SAN FRANCISCO - A turnkey asset management company is raising the bar by lowering the barriers independent representatives face in getting health insurance.
Dunham & Associates Investment Counsel Inc. of San Diego is making the benefit available to customers for 25% to 30% less than what they would have to pay as an independent entity.
"Nobody's ever done it on the product side," said Keith Gregg, Dunham's executive vice president and chief sales officer.
Executives at broker-dealers are taking notice.
Seventeen broker-dealers, including First Allied Securities Inc., H. Beck Inc. and NEXT Financial Group Inc., already have registered to make the insurance available to their reps through Dunham, which manages $860 million using 11 mutual funds and 12 separately managed account styles.
"Dunham is really taking a smart, up-to-date approach," said Steve Porter, managing principal with Rockville, Md.-based H. Beck, which has 600 reps. "The beauty is that the reps can get it for additional staff."
Thus far, a total of 22 reps have purchased insurance policies through Dunham. They must have a minimum of $1 million in assets with the company.
The policies are offered by Blue Cross/Blue Shield of Atlanta.
One competitor admires Dunham's initiative.
"That's value added," said Brian O'Toole, chief executive of AssetMark Investment Services Inc. of Pleasant Hill, Calif., which manages $8.5 billion in turnkey-asset-management-program assets.
"I applaud them," he said. "Independent advisers have a whole series of issues that our industry will have to face."
But demand for insurance may be at the top of the list for independent reps.
Although 33% of reps are insured through some form of group plan, another 33% of them are underinsured, Mr. Gregg noted.
And an equal proportion of advisers are flying without a net.
"One-third [of them] are uninsured," Mr. Gregg said.
"That's crazy," he said. "Some of them have spouses working at Starbucks."
Seattle-based Starbucks Corp. provides health benefits to all employees.
But solving the problem by forming group plans is something for which Mr. Gregg has a knack, said Chris Daras, managing principal of Bernardsville, N.J.-based Daras Capital Management Group LLC, which manages $80 million.
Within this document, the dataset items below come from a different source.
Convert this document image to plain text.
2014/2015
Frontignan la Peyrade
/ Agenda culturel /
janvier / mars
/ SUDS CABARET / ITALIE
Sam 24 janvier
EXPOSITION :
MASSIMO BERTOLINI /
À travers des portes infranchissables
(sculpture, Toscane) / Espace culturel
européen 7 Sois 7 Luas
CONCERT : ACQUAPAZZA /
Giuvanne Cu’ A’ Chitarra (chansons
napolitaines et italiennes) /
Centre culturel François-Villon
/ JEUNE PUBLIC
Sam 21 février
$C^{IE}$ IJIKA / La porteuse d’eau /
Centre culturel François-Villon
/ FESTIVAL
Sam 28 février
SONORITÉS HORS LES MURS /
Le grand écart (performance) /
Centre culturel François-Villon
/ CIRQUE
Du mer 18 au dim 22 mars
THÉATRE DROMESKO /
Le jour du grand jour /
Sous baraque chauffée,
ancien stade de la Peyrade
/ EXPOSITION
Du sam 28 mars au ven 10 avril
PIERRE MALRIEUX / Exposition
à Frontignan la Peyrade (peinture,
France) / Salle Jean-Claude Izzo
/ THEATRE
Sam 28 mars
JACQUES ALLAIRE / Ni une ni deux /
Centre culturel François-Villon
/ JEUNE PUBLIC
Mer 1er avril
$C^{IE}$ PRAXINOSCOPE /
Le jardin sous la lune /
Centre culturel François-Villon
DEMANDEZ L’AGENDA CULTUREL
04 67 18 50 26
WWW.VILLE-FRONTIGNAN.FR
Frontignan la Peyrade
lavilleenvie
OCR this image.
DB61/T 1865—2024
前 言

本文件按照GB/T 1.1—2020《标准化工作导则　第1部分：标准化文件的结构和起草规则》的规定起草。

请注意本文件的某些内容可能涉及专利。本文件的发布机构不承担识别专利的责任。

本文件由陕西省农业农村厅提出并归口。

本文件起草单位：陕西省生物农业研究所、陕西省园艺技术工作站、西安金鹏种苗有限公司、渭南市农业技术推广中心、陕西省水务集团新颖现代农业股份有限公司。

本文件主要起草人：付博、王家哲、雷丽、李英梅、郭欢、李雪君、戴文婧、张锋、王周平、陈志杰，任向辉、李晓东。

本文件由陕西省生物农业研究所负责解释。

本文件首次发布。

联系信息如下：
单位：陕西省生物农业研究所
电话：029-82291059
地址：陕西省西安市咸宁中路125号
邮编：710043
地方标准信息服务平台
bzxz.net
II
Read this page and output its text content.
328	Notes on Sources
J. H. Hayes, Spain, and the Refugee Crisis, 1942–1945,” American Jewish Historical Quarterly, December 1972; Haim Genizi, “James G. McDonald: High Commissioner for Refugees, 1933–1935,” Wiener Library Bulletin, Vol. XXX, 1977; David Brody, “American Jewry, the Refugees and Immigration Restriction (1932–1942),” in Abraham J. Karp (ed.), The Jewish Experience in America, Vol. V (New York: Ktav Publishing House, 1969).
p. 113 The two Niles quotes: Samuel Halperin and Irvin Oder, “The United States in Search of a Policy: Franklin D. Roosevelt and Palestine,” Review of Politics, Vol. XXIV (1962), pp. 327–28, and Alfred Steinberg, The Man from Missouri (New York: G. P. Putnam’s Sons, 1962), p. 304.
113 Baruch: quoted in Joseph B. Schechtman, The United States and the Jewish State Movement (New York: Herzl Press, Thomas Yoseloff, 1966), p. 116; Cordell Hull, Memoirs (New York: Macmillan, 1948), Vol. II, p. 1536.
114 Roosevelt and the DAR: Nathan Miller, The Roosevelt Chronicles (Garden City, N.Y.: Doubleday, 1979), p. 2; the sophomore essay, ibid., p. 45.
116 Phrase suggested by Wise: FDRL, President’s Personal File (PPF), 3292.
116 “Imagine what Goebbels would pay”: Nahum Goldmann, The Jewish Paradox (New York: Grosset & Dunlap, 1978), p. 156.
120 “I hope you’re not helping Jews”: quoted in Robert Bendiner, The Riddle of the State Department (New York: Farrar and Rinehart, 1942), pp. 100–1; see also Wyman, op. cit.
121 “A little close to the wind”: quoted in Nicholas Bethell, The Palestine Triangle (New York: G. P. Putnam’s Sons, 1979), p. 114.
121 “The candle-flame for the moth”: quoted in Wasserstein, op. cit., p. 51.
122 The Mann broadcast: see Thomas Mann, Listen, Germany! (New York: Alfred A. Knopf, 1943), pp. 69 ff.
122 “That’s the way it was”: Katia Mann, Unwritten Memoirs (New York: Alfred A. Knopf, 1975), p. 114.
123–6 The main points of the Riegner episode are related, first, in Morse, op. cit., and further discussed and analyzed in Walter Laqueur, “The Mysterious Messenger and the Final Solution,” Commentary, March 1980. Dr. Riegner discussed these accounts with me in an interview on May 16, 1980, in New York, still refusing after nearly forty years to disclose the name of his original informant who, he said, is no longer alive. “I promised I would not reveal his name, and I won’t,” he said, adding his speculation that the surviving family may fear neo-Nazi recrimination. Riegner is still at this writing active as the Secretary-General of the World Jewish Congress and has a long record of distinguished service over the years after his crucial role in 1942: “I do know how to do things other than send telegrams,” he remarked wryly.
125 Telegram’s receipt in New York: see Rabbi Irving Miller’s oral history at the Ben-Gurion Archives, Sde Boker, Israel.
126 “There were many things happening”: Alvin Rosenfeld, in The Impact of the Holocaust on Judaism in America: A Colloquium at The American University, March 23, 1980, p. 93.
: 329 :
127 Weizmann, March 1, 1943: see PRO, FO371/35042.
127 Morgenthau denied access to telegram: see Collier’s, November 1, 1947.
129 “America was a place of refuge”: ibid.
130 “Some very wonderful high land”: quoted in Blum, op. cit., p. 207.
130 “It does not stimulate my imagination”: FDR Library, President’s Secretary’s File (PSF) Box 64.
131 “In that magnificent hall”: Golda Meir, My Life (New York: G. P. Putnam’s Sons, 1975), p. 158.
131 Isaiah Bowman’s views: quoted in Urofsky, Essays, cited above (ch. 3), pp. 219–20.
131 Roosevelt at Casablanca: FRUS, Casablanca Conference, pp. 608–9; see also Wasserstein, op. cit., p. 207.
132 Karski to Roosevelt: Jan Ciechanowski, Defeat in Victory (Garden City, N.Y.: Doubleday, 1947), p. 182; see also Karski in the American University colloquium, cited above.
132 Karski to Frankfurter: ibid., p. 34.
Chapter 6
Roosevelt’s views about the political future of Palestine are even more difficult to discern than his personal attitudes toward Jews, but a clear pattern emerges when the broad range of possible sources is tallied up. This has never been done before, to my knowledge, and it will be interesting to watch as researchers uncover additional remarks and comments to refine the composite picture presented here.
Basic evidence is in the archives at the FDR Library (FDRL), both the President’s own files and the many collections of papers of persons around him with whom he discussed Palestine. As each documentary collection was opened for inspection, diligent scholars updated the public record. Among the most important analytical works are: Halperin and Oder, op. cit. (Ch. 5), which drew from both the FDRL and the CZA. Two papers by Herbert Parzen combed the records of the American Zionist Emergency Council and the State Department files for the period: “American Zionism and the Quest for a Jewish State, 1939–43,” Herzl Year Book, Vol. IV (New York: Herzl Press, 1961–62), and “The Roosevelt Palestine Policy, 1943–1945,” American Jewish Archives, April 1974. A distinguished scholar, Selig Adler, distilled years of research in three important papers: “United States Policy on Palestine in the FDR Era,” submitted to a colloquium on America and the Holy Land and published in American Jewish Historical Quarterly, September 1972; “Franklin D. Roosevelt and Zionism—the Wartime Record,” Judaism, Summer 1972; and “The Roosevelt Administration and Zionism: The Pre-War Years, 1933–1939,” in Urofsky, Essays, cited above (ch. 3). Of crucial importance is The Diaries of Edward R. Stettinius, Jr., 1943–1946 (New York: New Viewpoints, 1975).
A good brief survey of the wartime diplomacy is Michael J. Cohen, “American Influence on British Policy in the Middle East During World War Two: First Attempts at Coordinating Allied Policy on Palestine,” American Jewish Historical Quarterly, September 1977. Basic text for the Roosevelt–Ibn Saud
"It does not surprise me that Keith was able to do the virtual impossible - to get insurance for guys like me who were uninsurable," he said.
Mr. Daras, a former broker at Morgan Stanley of New York, suffered a brain aneurysm in 2001 that left him unable to walk or talk for three months.
Adrift, he joined Wachovia Securities Financial Network LLC of Richmond, Va., as an independent broker only after Mr. Gregg, who then worked there, assured him that he would develop an affordable health insurance plan. Prior to Mr. Gregg's intervention, insurance carriers were quoting Mr. Daras annual premiums as high as $26,000. Dunham provides health insurance to reps for annual premiums of between $7,000 and $12,000.
Although several independent broker-dealers such as Securities America Inc. and those in the AIG Advisor Group Inc. are beginning to offer health insurance plans, Dunham's may be valuable for a large subset of independent reps.
Many broker-dealers are too small to afford to offer the benefit, and others are leery of jeopardizing their 1099 status by acting too much like an employer, Mr. Gregg said.
He expects other turnkey asset management programs to follow suit but doubts that many of them can do it anytime soon."Many of these folks don't know how," Mr. Gregg said. "I established a 5010(6) - a member benefit organization called Dunham Institute."
Advisers shouldn't doubt the efficacy of this structure, Mr. Daras added. "If Keith says it works, it works," he said.